First, I’m going to explain what fat is and list common food sources. Next, I'm going to break fat into 3 categories: saturated, unsaturated, and trans. Then I am going to discuss daily carbohydrate recommendations and give a pro tip about which fats to use in cooking!
What is fat?
Dietary fat is essential for optimal functioning. It is involved in hormone production, immune system functioning, brain health, cholesterol levels, energy levels, and more! Fatty acids make up the term "fat," and some are essential, meaning we must consume them through food. Fat provides 9 calories per gram (meaning if a food has 5g of fat, 45 of the total calories come from fat), compared to carbohydrates and protein, which have 4 calories per gram. This means that fat is a big source of energy for us!
Fat is also important for the absorption of fat-soluble vitamins: vitamins A, D, E, and K. We need to consume these vitamins with fat in order to absorb them. They're also stored in fat, which is one reason why we need some body fat!
Food sources of fat
Fat is found in many foods:
- Meat (any marbling and skin you see on/in meat, is fat! Think steak, pork, skin-on chicken)
- Oils (olive, canola, avocado, walnut, etc.)
- Nuts/seeds + nut/seed butters
- Processed meats (bacon, sausage)
- Butter, margarine, lard
- Fatty fish (salmon, tuna, sardines)
- Coconut oil/coconut
- Full-fat dairy (cream, cream cheese, sour cream, ice cream, cheese)
- Hummus (from tahini)
Unsaturated vs. saturated fat vs. trans fat
One important thing I'd like to highlight on this chart is coconut oil. Although advertised nowadays as a "health food," coconut oil is actually a saturated fat (and contains more saturated fatty acids than butter!).
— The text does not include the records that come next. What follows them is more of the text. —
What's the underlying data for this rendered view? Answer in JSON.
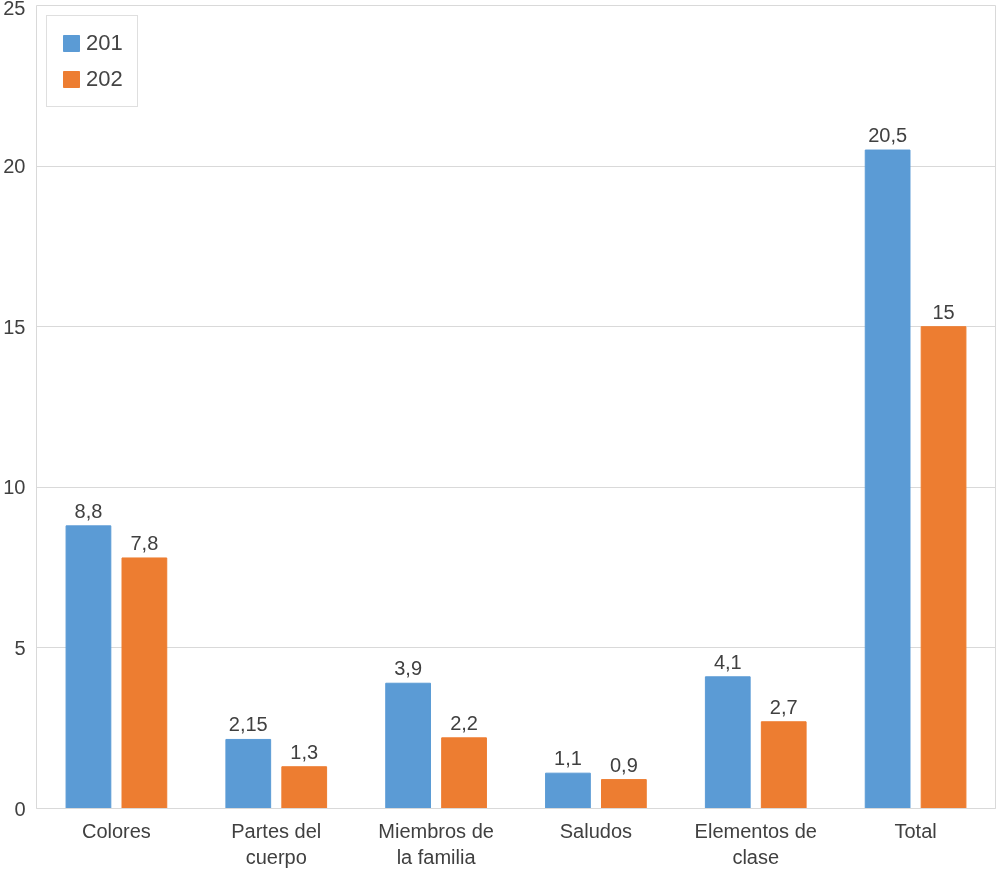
{
  "chart_data": {
    "type": "bar",
    "categories": [
      "Colores",
      "Partes del cuerpo",
      "Miembros de la familia",
      "Saludos",
      "Elementos de clase",
      "Total"
    ],
    "series": [
      {
        "name": "201",
        "color": "#5b9bd5",
        "values": [
          8.8,
          2.15,
          3.9,
          1.1,
          4.1,
          20.5
        ],
        "value_labels": [
          "8,8",
          "2,15",
          "3,9",
          "1,1",
          "4,1",
          "20,5"
        ]
      },
      {
        "name": "202",
        "color": "#ed7d31",
        "values": [
          7.8,
          1.3,
          2.2,
          0.9,
          2.7,
          15
        ],
        "value_labels": [
          "7,8",
          "1,3",
          "2,2",
          "0,9",
          "2,7",
          "15"
        ]
      }
    ],
    "ylim": [
      0,
      25
    ],
    "yticks": [
      0,
      5,
      10,
      15,
      20,
      25
    ],
    "grid": "y",
    "legend": "top left"
  }
}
It can be great for baking and cooking foods at a high heat due to its high smoke point, but I would try to use an unsaturated fat, like olive oil, as your main cooking oil. Keep reading for my preferred oil with a higher smoke point!
A quick word on trans fats: companies can say a food has 0g trans fat if there's 0.5g or less of trans fat. Therefore, I recommend reading ingredients labels to look for any fully or partially hydrogenated oils to know if there's trans fat in a food. One common source of trans fat is nut butter! Even though nut butters are unsaturated fats, companies will use hydrogenated oil to prevent the butter from separating. This is why I always buy natural nut butters and double check that the ingredients do not contain hydrogenated oils. 🙂
How much fat do I need a day?
The United States Department of Agriculture recommends we consume no more than 30% of our total energy intake from fat and less than 10% of our calories from saturated fat. We want to consume as little trans fats as possible, which leaves the majority of our fat intake coming from unsaturated fat sources!
Everyone has different needs, fitness goals, body composition goals, etc. I typically calculate protein and carbohydrate needs first and then see how much fat that would leave, and go from there!
Final Facts About Fat
Overall, my recommendation is to use olive oil as your primary cooking oil. This is an unsaturated fat that has been shown to be heart-healthy. If you want to pan fry or sear something at a high temp, avocado oil is my recommendation!